True, the Mummers will forego $350,000 that the city usually puts up as prize money for the Comic, Fancy, String Band and Fancy Brigade Divisions.

That's tough, because a mere feather in the cap for a club's win - as if they don't have enough of those - won't cover the costs of costumes and other necessities as prize money would.

But winners' purses have never been enough to supplement a club's expenses, which can include paying $30,000 to $80,000 to costume a 64-piece band.

In addition, the Broad Street strutters will have to figure out how to take on the entire cost of the 2010 parade. Fund-raising will be a daunting task for all in 2009, but this will be a good opportunity for supporters and friends to show the depth of their allegiance to the Mummers.

The debate over paying for the parade has also presented an opportunity to look at other aspects that are ripe for reform.

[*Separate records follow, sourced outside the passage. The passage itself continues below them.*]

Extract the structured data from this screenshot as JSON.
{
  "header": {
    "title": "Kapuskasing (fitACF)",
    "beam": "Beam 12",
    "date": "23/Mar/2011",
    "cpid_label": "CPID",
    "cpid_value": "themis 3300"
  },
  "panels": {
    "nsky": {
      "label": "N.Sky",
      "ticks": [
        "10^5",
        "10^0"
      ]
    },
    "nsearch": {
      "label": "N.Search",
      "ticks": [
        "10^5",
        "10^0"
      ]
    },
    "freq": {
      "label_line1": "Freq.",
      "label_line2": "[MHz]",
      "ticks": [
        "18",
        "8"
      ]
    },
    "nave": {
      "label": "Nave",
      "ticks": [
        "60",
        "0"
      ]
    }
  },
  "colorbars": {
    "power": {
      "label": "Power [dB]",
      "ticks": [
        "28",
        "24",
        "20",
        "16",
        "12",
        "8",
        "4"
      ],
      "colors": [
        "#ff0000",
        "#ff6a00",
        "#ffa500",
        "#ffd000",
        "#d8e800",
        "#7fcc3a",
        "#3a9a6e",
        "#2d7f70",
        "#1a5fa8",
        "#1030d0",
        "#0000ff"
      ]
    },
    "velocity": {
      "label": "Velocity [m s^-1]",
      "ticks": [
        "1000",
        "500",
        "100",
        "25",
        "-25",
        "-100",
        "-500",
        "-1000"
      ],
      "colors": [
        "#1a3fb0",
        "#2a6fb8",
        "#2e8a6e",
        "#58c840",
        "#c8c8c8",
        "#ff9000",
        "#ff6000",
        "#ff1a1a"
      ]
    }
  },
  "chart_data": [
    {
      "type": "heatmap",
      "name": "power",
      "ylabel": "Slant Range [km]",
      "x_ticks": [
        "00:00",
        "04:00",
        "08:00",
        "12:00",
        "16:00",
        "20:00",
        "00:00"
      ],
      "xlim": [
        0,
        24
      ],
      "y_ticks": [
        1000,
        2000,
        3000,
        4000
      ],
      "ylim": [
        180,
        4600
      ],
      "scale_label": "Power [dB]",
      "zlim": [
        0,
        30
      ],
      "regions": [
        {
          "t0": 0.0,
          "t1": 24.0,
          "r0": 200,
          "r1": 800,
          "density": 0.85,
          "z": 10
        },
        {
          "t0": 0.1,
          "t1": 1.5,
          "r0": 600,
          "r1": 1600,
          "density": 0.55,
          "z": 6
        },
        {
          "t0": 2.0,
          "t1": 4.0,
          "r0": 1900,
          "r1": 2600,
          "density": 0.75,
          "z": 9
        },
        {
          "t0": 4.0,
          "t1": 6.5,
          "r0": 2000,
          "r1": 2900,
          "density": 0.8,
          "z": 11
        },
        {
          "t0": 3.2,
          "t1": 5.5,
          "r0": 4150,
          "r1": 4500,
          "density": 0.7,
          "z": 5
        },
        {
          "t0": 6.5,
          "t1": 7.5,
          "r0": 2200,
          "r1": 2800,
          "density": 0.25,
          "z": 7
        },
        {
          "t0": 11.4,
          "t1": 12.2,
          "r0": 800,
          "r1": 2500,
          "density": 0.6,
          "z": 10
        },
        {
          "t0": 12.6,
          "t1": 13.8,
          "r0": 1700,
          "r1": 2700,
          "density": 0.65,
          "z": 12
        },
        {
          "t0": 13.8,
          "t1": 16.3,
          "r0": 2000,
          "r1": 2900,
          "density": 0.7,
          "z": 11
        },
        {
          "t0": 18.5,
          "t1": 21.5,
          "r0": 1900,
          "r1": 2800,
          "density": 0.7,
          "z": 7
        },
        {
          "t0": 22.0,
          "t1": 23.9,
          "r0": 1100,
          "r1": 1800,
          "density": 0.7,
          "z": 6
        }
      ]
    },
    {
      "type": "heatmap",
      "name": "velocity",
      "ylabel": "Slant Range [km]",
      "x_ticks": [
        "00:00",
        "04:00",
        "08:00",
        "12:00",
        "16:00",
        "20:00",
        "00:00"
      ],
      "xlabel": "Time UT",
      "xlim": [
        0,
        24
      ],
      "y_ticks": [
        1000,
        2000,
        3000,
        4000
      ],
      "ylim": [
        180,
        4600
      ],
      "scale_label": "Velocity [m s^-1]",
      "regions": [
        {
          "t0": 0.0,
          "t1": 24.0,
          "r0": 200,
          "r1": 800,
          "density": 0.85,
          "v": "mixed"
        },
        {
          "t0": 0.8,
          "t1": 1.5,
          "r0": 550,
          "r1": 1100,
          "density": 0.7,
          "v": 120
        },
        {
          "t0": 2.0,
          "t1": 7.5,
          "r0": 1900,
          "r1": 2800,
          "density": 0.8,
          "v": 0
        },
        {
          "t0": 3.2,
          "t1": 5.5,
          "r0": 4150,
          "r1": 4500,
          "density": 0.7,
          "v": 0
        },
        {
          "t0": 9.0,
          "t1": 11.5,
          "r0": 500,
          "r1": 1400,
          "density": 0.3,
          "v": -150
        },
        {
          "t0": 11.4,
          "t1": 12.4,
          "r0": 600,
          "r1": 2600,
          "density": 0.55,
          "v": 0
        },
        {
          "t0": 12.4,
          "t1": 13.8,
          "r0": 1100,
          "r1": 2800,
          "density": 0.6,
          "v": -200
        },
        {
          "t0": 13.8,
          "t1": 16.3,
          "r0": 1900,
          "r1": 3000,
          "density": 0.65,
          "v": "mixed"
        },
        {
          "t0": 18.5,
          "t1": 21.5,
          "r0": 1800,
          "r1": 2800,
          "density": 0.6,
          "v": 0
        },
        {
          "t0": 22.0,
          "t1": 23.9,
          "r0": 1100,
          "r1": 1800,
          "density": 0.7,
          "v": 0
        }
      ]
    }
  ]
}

For one, the eight-hour running time. After last year's half-day marathon - including a three-hour rain delay - the city is limiting the parade to 61/2 hours this time. But is even that much time necessary?

To be fair, the city should be celebrating the fact that it has hundreds of citizens willing to participate in a community event - and thousands more ready to watch - for eight hours or more.

And the city should be grateful for the untold amount of volunteer time that goes into preparing for this uniquely Philadelphia event.

However, an overlong parade just provides more time for an irresponsible few to give a black eye to the city and to the majority of Mummers, whose talent and dedication to their tradition is evident in their dazzling costumes, their elaborate sets, and their disciplined performances.

No doubt there will be complaints about the city breaking its long-standing tradition of support for the Mummers parade. Keep in mind, though, that Fancy Dress and Comic Brigades were strutting and strumming up Broad for almost 30 years before the city sponsored its first Mummers parade on Jan. 1, 1901.

In fact, the revelry, joyous noise-making and community celebrating of Mummery dates to colonial times - and William Penn certainly wasn't shelling out shillings for that.